Encoding/Compression Video and Audio Mega Thread

1 Like

fwiw it seems like they had it over a year ago too https://www.youtube.com/watch?v=TYOkJFOL5jY

there appear to be some Azure instances available with the MA35D, I am hoping to get on eventually to test it out

Numbers from this video? Please give a TL;DW.

… Dude

Sorry, I only want the data.

So you want me to go back and watch the video again and take notes for you then report back… get real.

I’m happy to share a link to the video I found because I was also interested in the content and thought others may share that interest but I’m not your secretary.

I’m sorry, but there’s currently very bad blood between me and this creator and I’d rather not with the drama and just want hard data. The anger actually led to a meltdown big enough to result in an eviction from my previous place of living.

If you don’t wish to do that it’s fine too. I’ll just never know the data.

How close to the Alveo is it? if it’s very close that’s actually impressive.

… Dude

I think these are the relevant moments from the video

fwiw I dont really know the significance of these metrics myself, especially since the video files in question were video game live stream clips so it may not be as comparable to something like your saved movie and TV show episodes

Anything from the 9070 to compare? I know the Alveo is REALLY good.

that video came out a year+ ago so it predates the new Radeon 9070 by quite some time, and I have not seen many other resources or videos on the AMD MA35D to use as comparison.

However there appear to be some MA35D instances available on Azure https://techcommunity.microsoft.com/blog/azurehighperformancecomputingblog/introducing-the-azure-nmads-ma35d-exclusive-media-processing-powerhouse-in-the-c/4262008 so I did have a plan to eventually attempt some benchmark tests on there which might hopefully be usable to compare with the more recent AMD GPU’s such as 9070

Yeah, a more broader range of test footage with indexable graphs and data in a blog post would be extremely useful. I look forward to your data. I personally am just looking for VMAF graphs for the 9070 at the moment cause my current plan is to use the RDNA 3.5 of the 8700G.

Can someone explain to me what the advantages and/or disadvantages of deinterlace filters’ (bwdif specifically since it seems to combine the best of every other filter) send_frame vs send_field are? And subsequently why send_field is the default?

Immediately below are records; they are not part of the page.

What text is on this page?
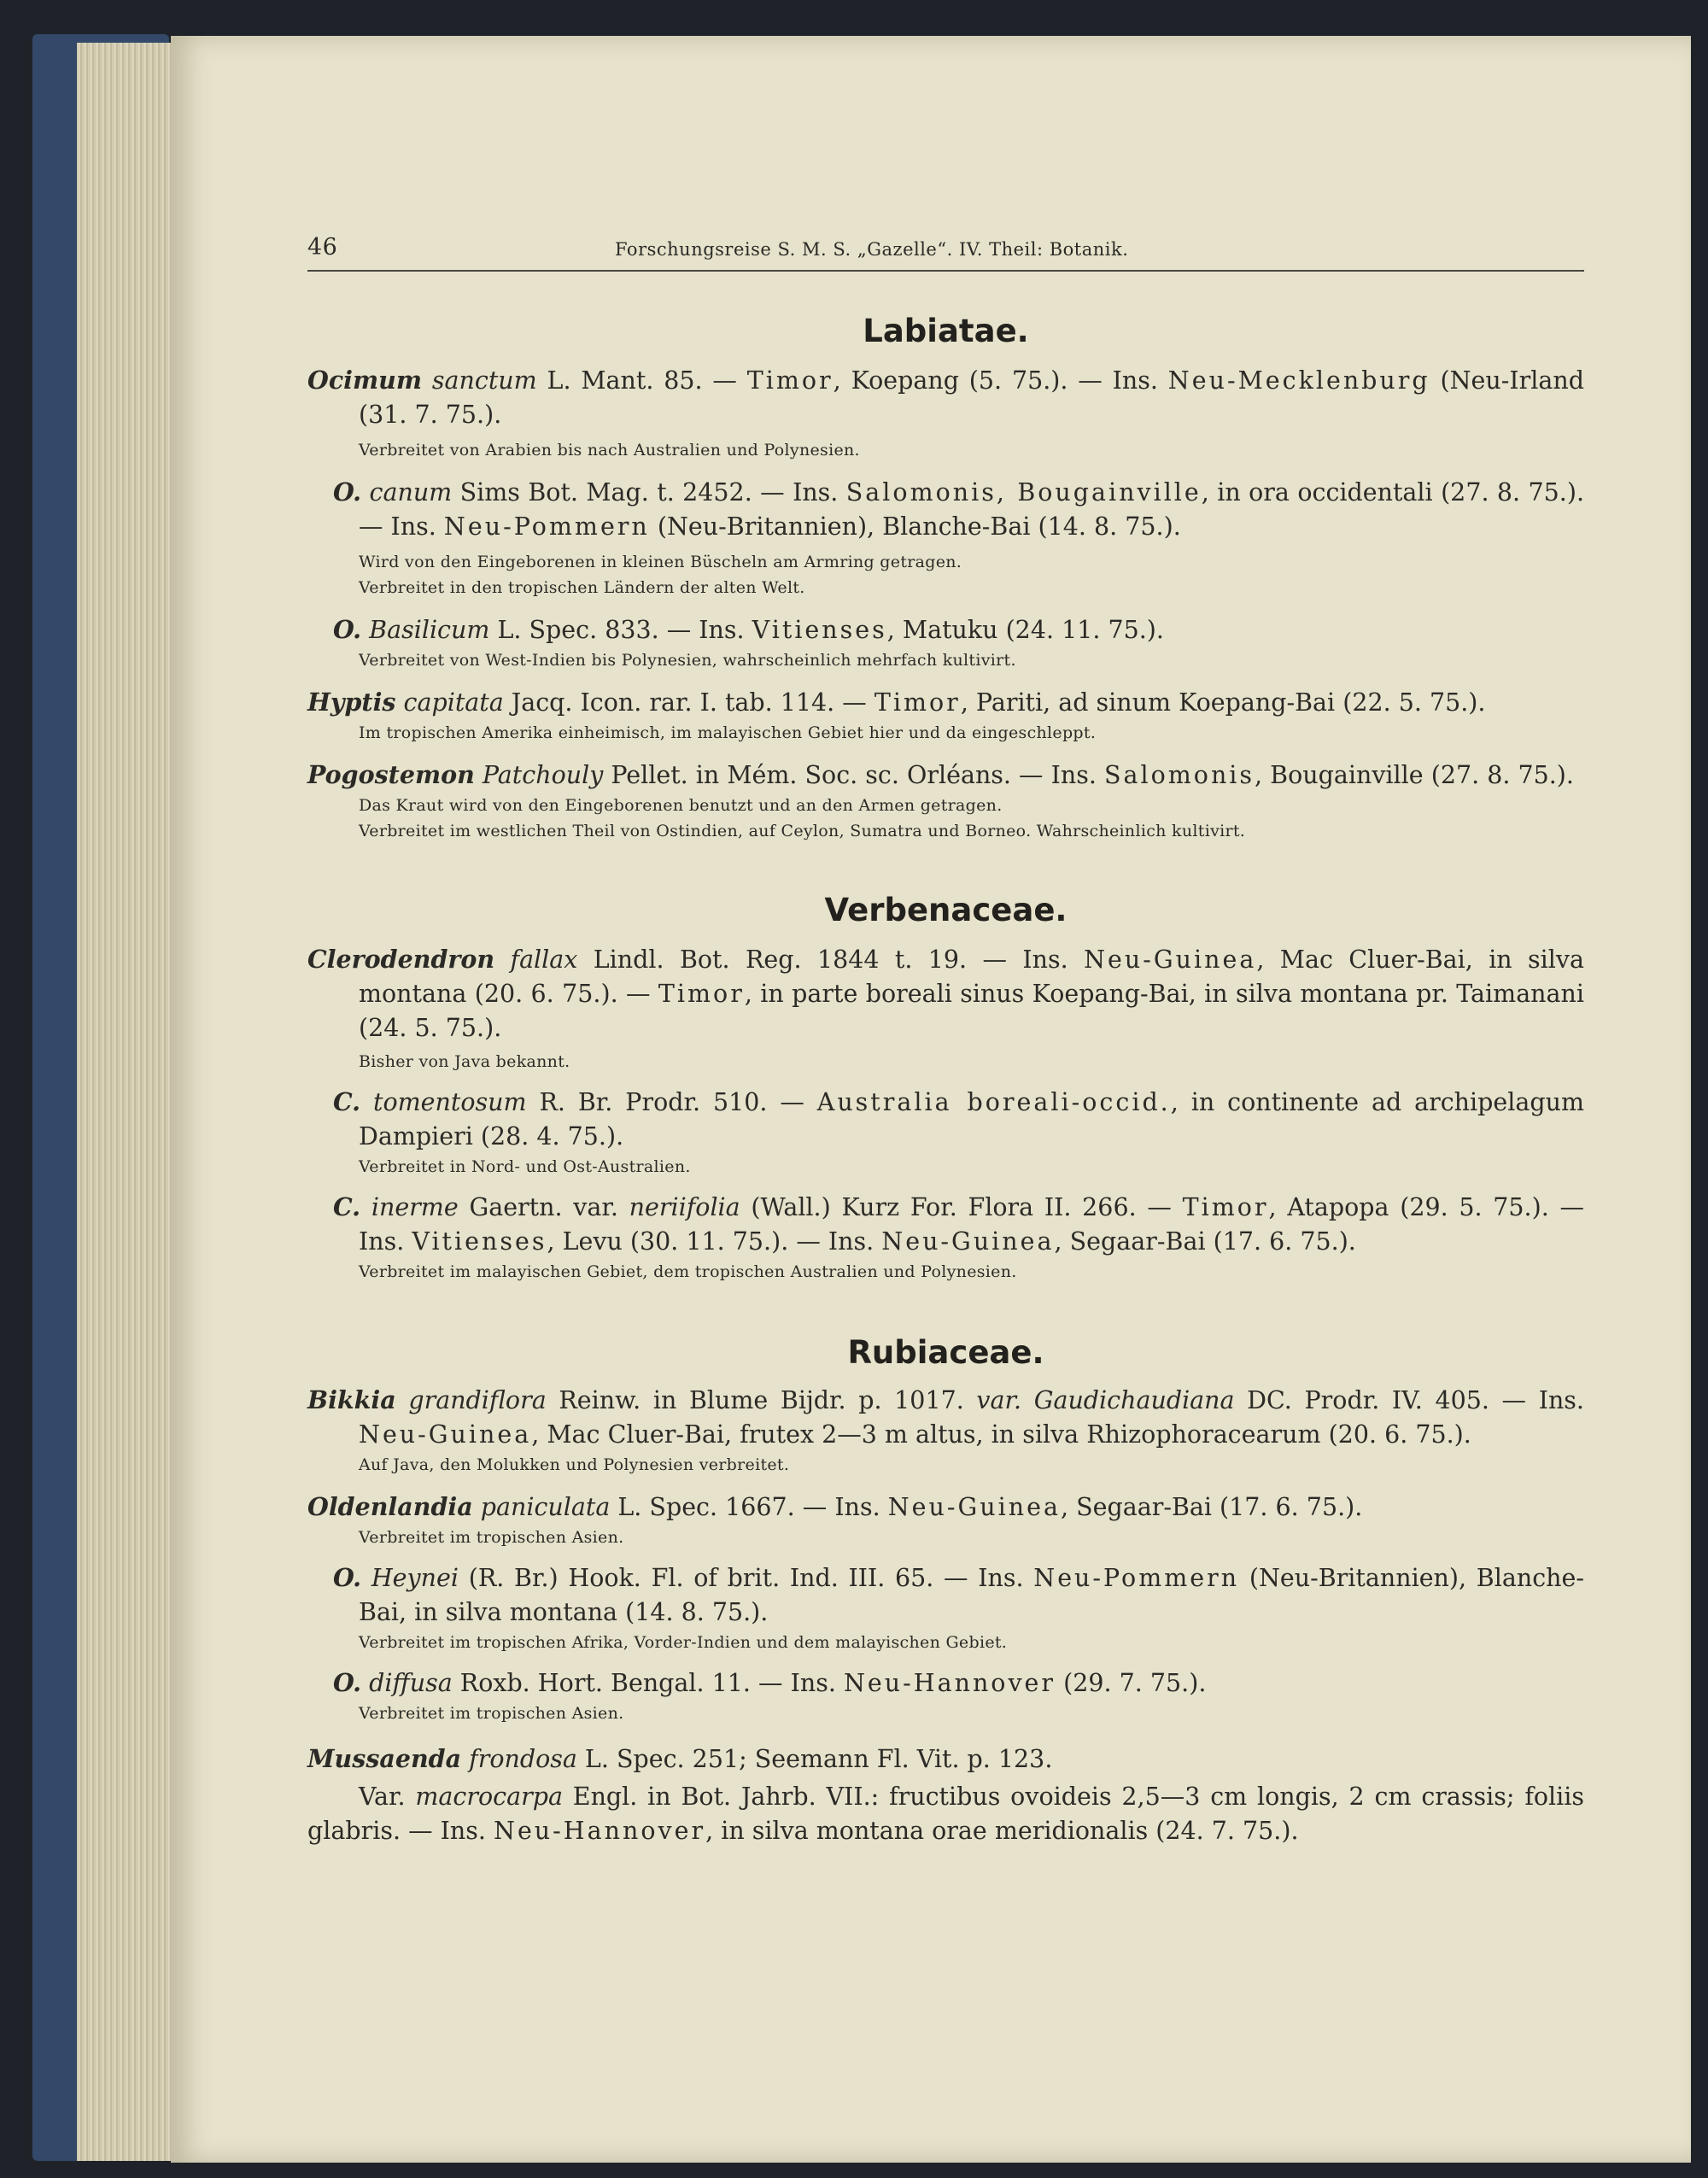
46	Forschungsreise S. M. S. „Gazelle“. IV. Theil: Botanik.
Labiatae.

Ocimum sanctum L. Mant. 85. — Timor, Koepang (5. 75.). — Ins. Neu-Mecklenburg (Neu-Irland (31. 7. 75.).

Verbreitet von Arabien bis nach Australien und Polynesien.

O. canum Sims Bot. Mag. t. 2452. — Ins. Salomonis, Bougainville, in ora occidentali (27. 8. 75.). — Ins. Neu-Pommern (Neu-Britannien), Blanche-Bai (14. 8. 75.).

Wird von den Eingeborenen in kleinen Büscheln am Armring getragen.

Verbreitet in den tropischen Ländern der alten Welt.

O. Basilicum L. Spec. 833. — Ins. Vitienses, Matuku (24. 11. 75.).

Verbreitet von West-Indien bis Polynesien, wahrscheinlich mehrfach kultivirt.

Hyptis capitata Jacq. Icon. rar. I. tab. 114. — Timor, Pariti, ad sinum Koepang-Bai (22. 5. 75.).

Im tropischen Amerika einheimisch, im malayischen Gebiet hier und da eingeschleppt.

Pogostemon Patchouly Pellet. in Mém. Soc. sc. Orléans. — Ins. Salomonis, Bougainville (27. 8. 75.).

Das Kraut wird von den Eingeborenen benutzt und an den Armen getragen.

Verbreitet im westlichen Theil von Ostindien, auf Ceylon, Sumatra und Borneo. Wahrscheinlich kultivirt.

Verbenaceae.

Clerodendron fallax Lindl. Bot. Reg. 1844 t. 19. — Ins. Neu-Guinea, Mac Cluer-Bai, in silva montana (20. 6. 75.). — Timor, in parte boreali sinus Koepang-Bai, in silva montana pr. Taimanani (24. 5. 75.).

Bisher von Java bekannt.

C. tomentosum R. Br. Prodr. 510. — Australia boreali-occid., in continente ad archipelagum Dampieri (28. 4. 75.).

Verbreitet in Nord- und Ost-Australien.

C. inerme Gaertn. var. neriifolia (Wall.) Kurz For. Flora II. 266. — Timor, Atapopa (29. 5. 75.). — Ins. Vitienses, Levu (30. 11. 75.). — Ins. Neu-Guinea, Segaar-Bai (17. 6. 75.).

Verbreitet im malayischen Gebiet, dem tropischen Australien und Polynesien.

Rubiaceae.

Bikkia grandiflora Reinw. in Blume Bijdr. p. 1017. var. Gaudichaudiana DC. Prodr. IV. 405. — Ins. Neu-Guinea, Mac Cluer-Bai, frutex 2—3 m altus, in silva Rhizophoracearum (20. 6. 75.).

Auf Java, den Molukken und Polynesien verbreitet.

Oldenlandia paniculata L. Spec. 1667. — Ins. Neu-Guinea, Segaar-Bai (17. 6. 75.).

Verbreitet im tropischen Asien.

O. Heynei (R. Br.) Hook. Fl. of brit. Ind. III. 65. — Ins. Neu-Pommern (Neu-Britannien), Blanche-Bai, in silva montana (14. 8. 75.).

Verbreitet im tropischen Afrika, Vorder-Indien und dem malayischen Gebiet.

O. diffusa Roxb. Hort. Bengal. 11. — Ins. Neu-Hannover (29. 7. 75.).

Verbreitet im tropischen Asien.

Mussaenda frondosa L. Spec. 251; Seemann Fl. Vit. p. 123.

Var. macrocarpa Engl. in Bot. Jahrb. VII.: fructibus ovoideis 2,5—3 cm longis, 2 cm crassis; foliis glabris. — Ins. Neu-Hannover, in silva montana orae meridionalis (24. 7. 75.).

I know roughly what they do but I don’t see much of a practical difference.

The ffmpeg docs say:

mode
The interlacing mode to adopt. It accepts one of the following values:

0, send_frame
Output one frame for each frame.

1, send_field
Output one frame for each field.

The default value is send_field.

Searching around I find posts like this on reddit:

Never use bwdif=mode=send_frame. Always bwdif=mode=send_field

  • random chatter joins the room
  • leaves definitive statement
  • does not elaborate
  • leaves

Thanks, I guess? Anyway, onwards…

Since the whole point of deinterlacing is building a full frame from 2 half-frames (fields), sending a full image per field would result in 2 frames per frame, no?

This post seems to agree, but doesn’t elaborate on why one would use one over the other either:

0, send_frame → Output one frame for each frame.
=> So the filter will first create one frame per field and then drop one of the interpolated fields. <> same-rate-deinterlacing.)
1, send_field → Output one frame for each field.
=> So the filter will first create one frame per field. <> double-rate-deinterlacing <> bob-deintelacing.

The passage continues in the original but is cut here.